La ligne 14 (2/16)

Il traînait dans un tiroir de mon disque dur externe depuis plus d’un an, rejeté comme un enfant qu’on aurait préparé pendant des années à un concours et qu’on sortirait au moment jugé parfait. Je ne voyais plus comment le perfectionner, à moins de le déconstruire totalement. J’avais pourtant déjà déplacé et replacé toutes les virgules et les points-virgules qui le cimentaient : il était temps aux éditeurs de le montrer. Toutefois, si j’ai bien tiré une leçon de l’envoi de mon premier manuscrit lorsque j’avais 18 ans, c’est que son envoi à l’aveuglette, sans contact nominatif particulier est comme le jet d’une bouteille à la mer : peine perdue en temps, énergie, espoir et autres grandes aspirations qu’en chacun de nous on peut porter. À dix ou quinze manuscrits reçus chaque jour par un éditeur parisien, comment faire pour émerger de cet océan de manuscrits qui restent pendant de longs mois empilés plein de poussières dans une pièce obscure à double tour fermée ?

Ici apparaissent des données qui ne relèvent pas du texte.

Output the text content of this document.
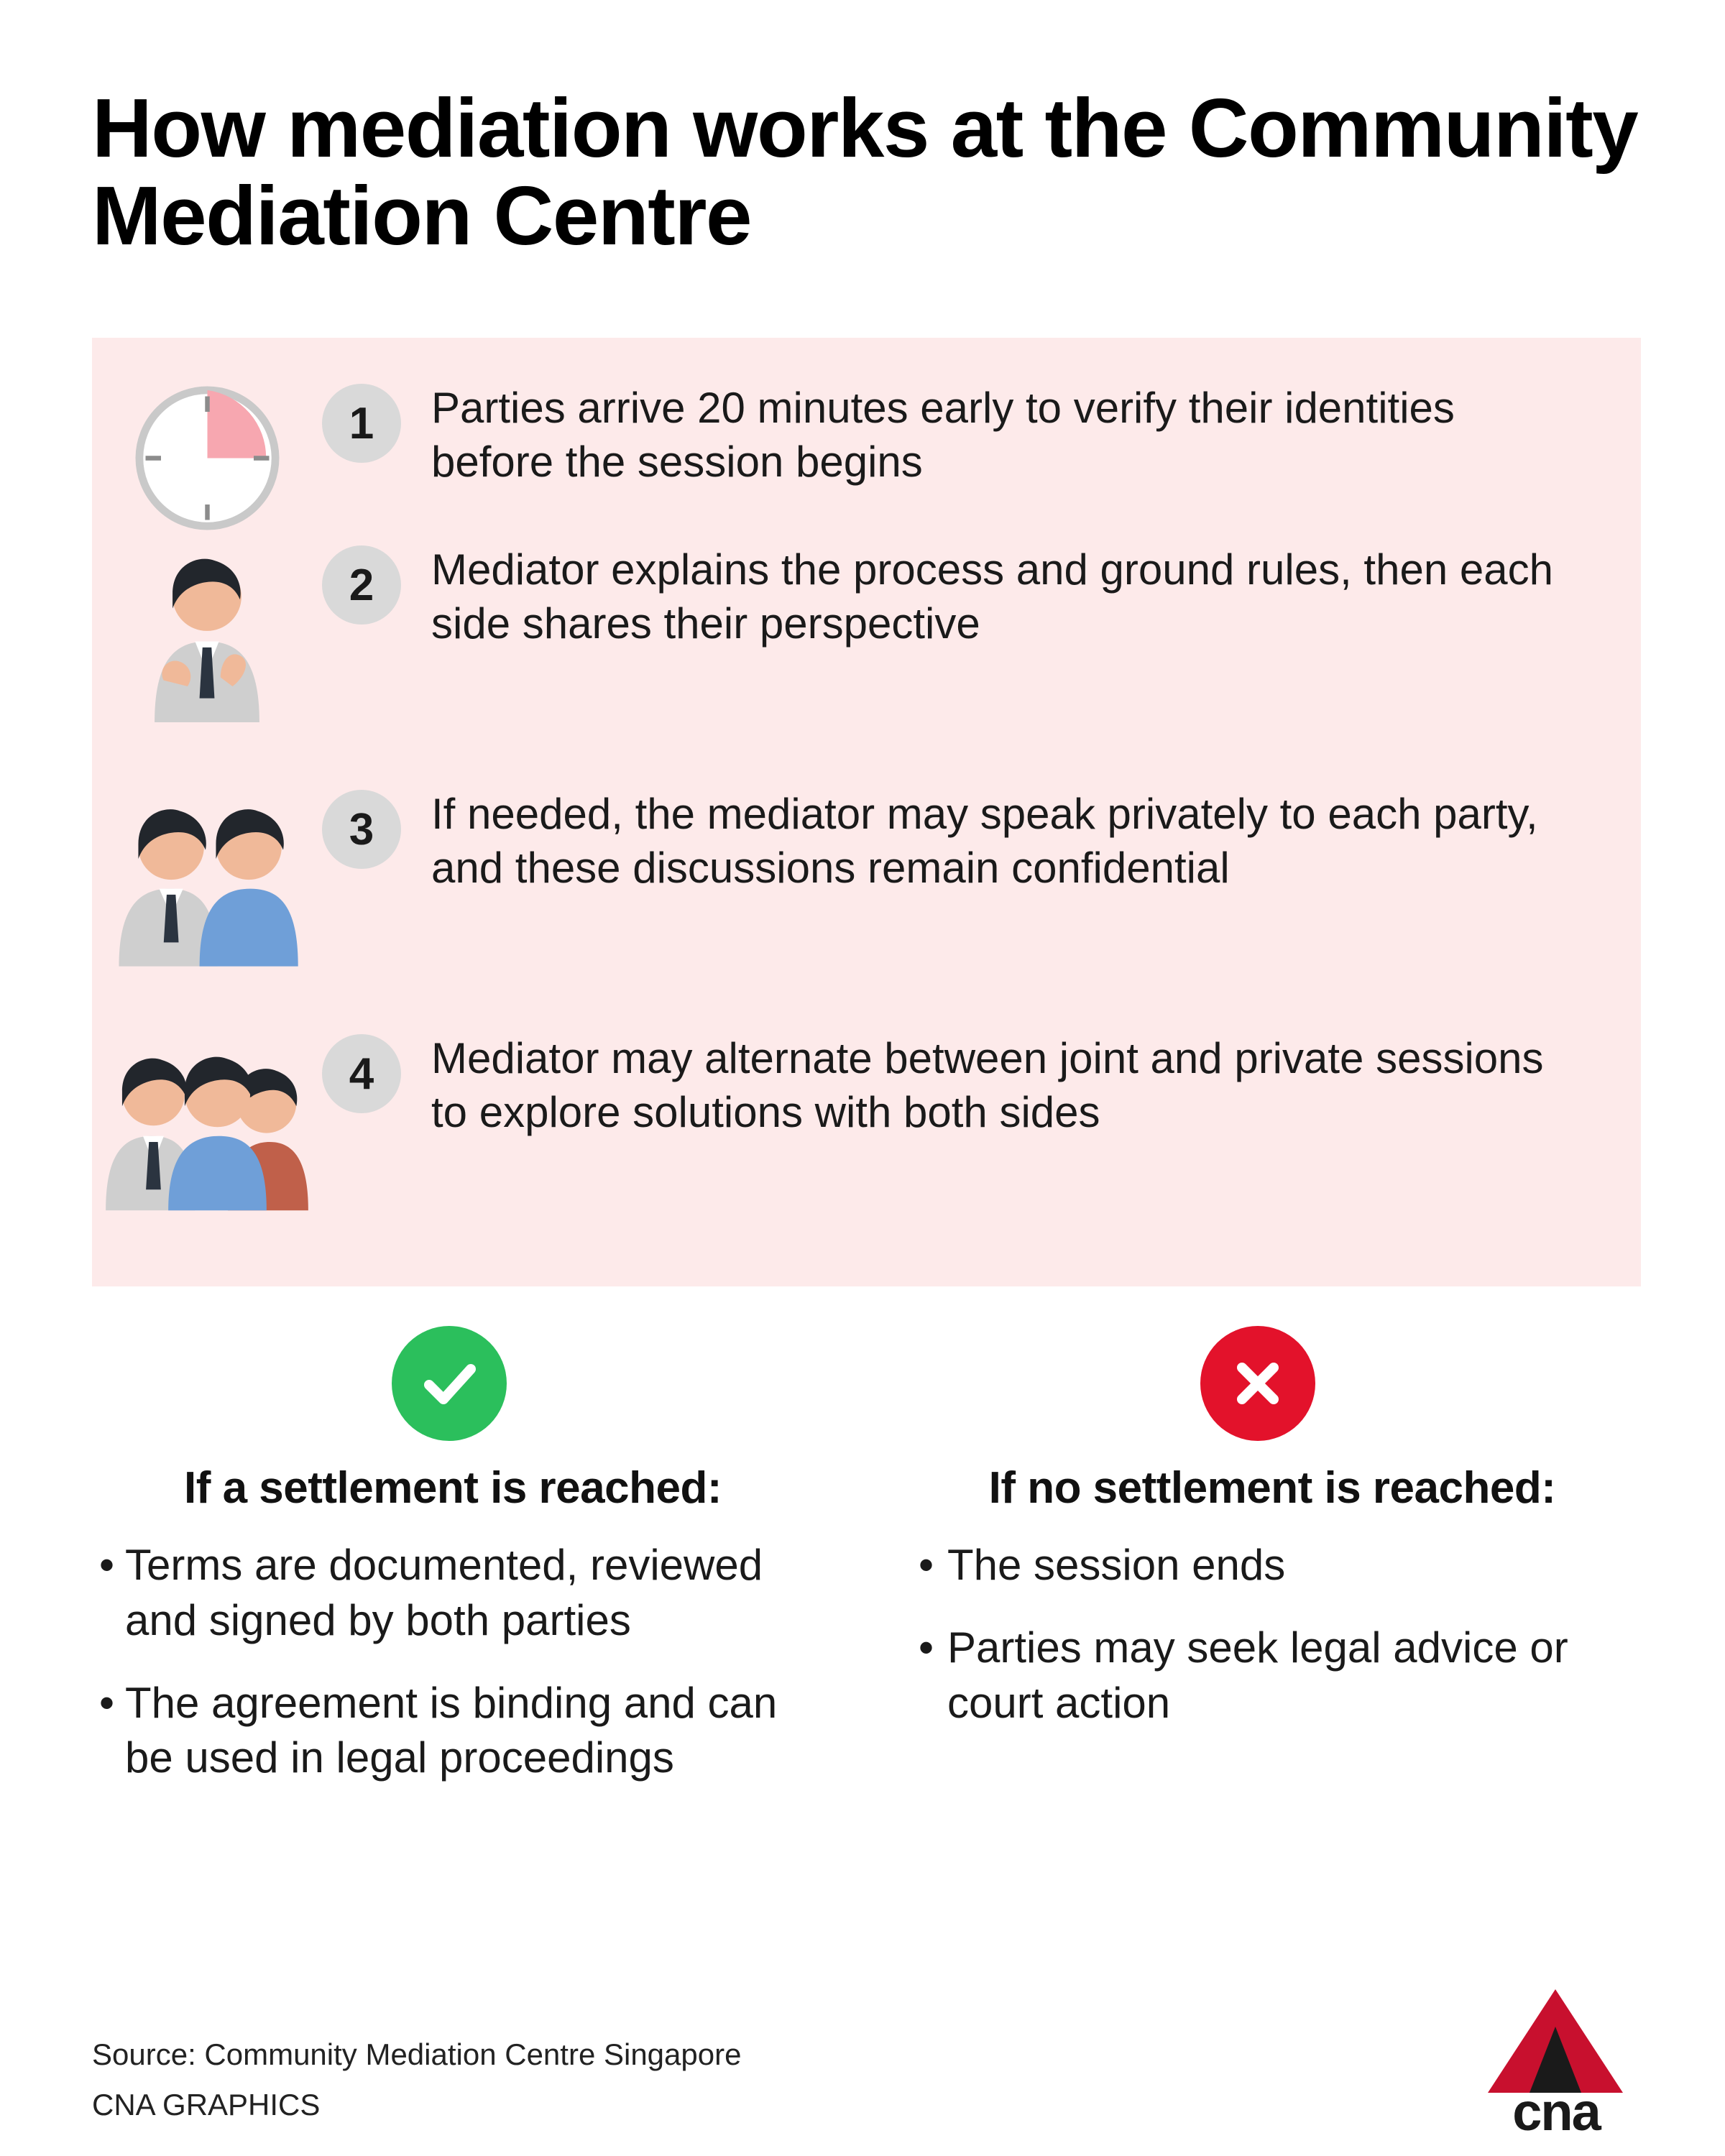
How mediation works at the Community Mediation Centre
1	Parties arrive 20 minutes early to verify their identities before the session begins
2	Mediator explains the process and ground rules, then each side shares their perspective
3	If needed, the mediator may speak privately to each party, and these discussions remain confidential
4	Mediator may alternate between joint and private sessions to explore solutions with both sides
If a settlement is reached:
• Terms are documented, reviewed and signed by both parties
• The agreement is binding and can be used in legal proceedings
If no settlement is reached:
• The session ends
• Parties may seek legal advice or court action
Source: Community Mediation Centre Singapore
CNA GRAPHICS	cna
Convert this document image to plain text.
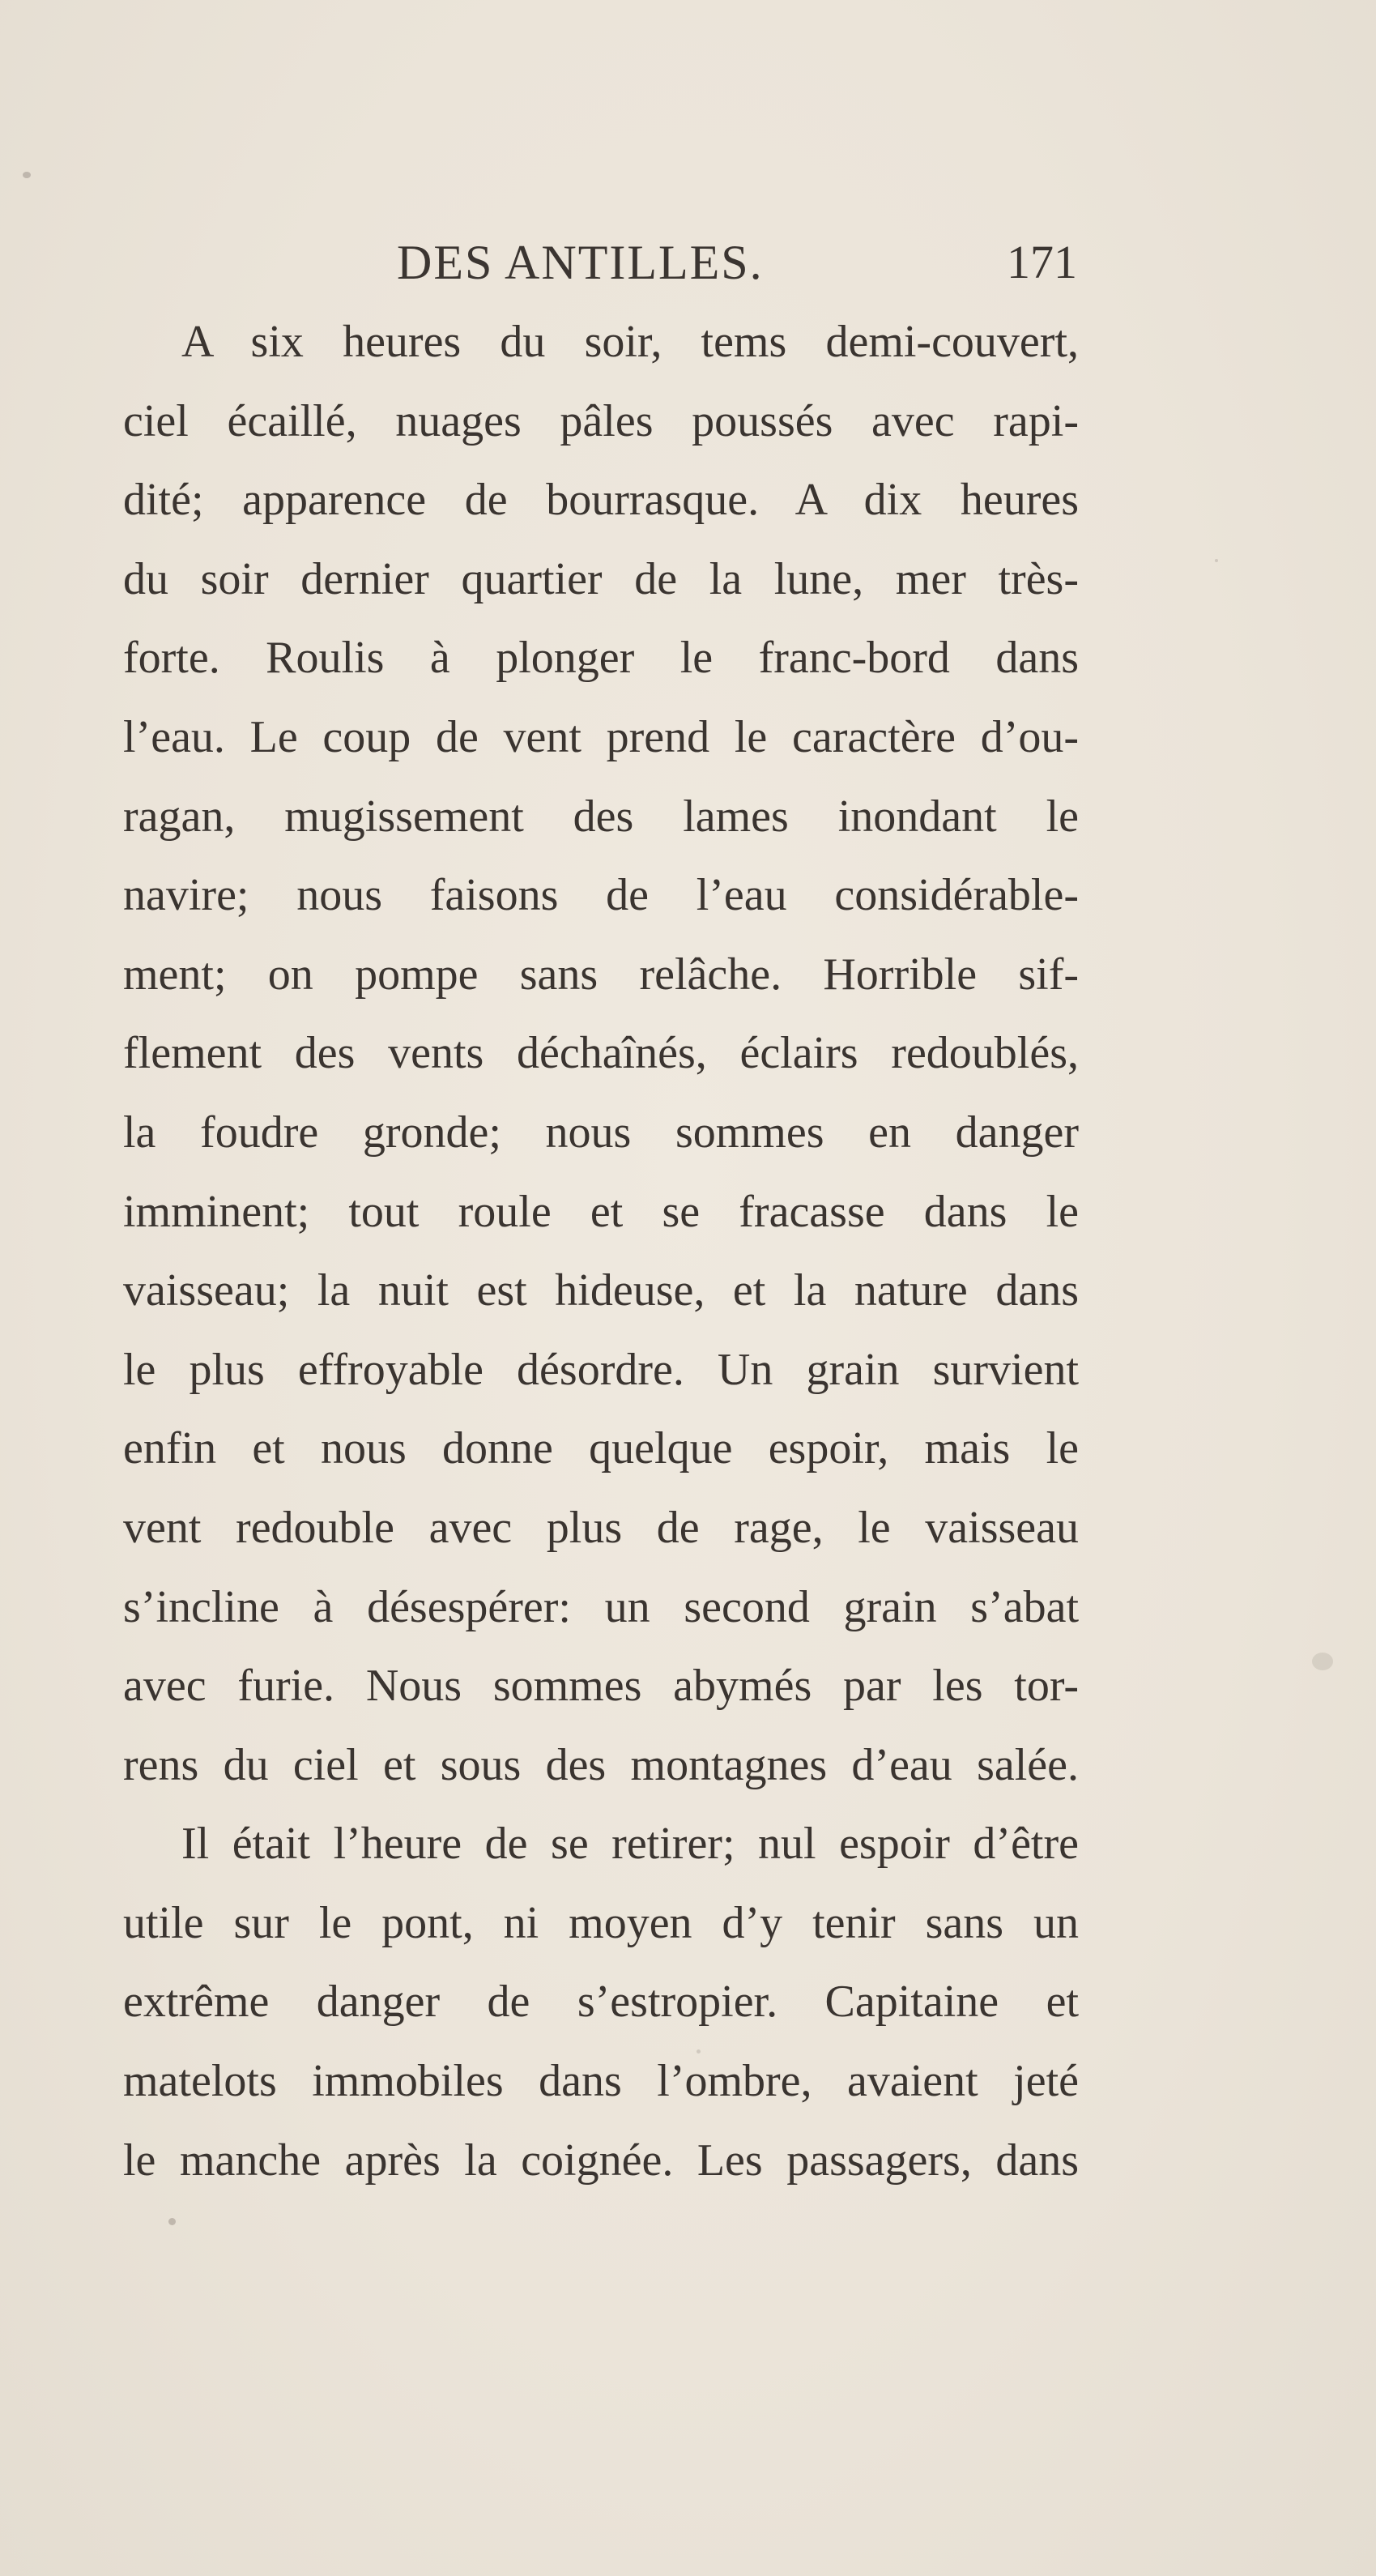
DES ANTILLES.	171
A six heures du soir, tems demi-couvert,
ciel écaillé, nuages pâles poussés avec rapi-
dité; apparence de bourrasque. A dix heures
du soir dernier quartier de la lune, mer très-
forte. Roulis à plonger le franc-bord dans
l’eau. Le coup de vent prend le caractère d’ou-
ragan, mugissement des lames inondant le
navire; nous faisons de l’eau considérable-
ment; on pompe sans relâche. Horrible sif-
flement des vents déchaînés, éclairs redoublés,
la foudre gronde; nous sommes en danger
imminent; tout roule et se fracasse dans le
vaisseau; la nuit est hideuse, et la nature dans
le plus effroyable désordre. Un grain survient
enfin et nous donne quelque espoir, mais le
vent redouble avec plus de rage, le vaisseau
s’incline à désespérer: un second grain s’abat
avec furie. Nous sommes abymés par les tor-
rens du ciel et sous des montagnes d’eau salée.
Il était l’heure de se retirer; nul espoir d’être
utile sur le pont, ni moyen d’y tenir sans un
extrême danger de s’estropier. Capitaine et
matelots immobiles dans l’ombre, avaient jeté
le manche après la coignée. Les passagers, dans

A cette époque je travaillais dans une petite agence Web dans laquelle je mettais entre autres en place des opérations de RP digitales. Certaines de ces opération reposaient sur des envois teasing à des blogueurs dits influents ou à des sites très fréquentés. J’appréciais beaucoup faire cela, cela stimulait mon imaginaire pour lequel j’étais en plus payé. Et surtout : je faisais cela bien. Plusieurs des projets que j’avais conçus s’étaient en effet retrouvés sur ces sites de « buzz » que nous adorons détester. J’étais donc plutôt doué pour ce que je faisais dans mon travail, et surtout : cela me passionnait. J’en arrivais donc vite à cette conclusion par une nuit le nez collé à l’oreiller : pourquoi ne pas rassembler mes deux passions dans un seul mouvement ? Pourquoi ne pas vendre mon manuscrit aux éditeurs sous la forme d’une opération de RP digitale ? J’en restais moi-même « bouche A » ; je me renseignais vite et découvris que personne n’avait jamais fait cela ici-bas. Je serais donc l’initiateur et mon manuscrit serait le premier sur la pile des manuscrits oubliés : les éditeurs seraient même impatients de le dévorer. J’aurais au moins eu une idée de génie si mon manuscrit n’était pas ainsi considéré.

Il ne manquait plus désormais qu’à trouver pour l’opération le format approprié.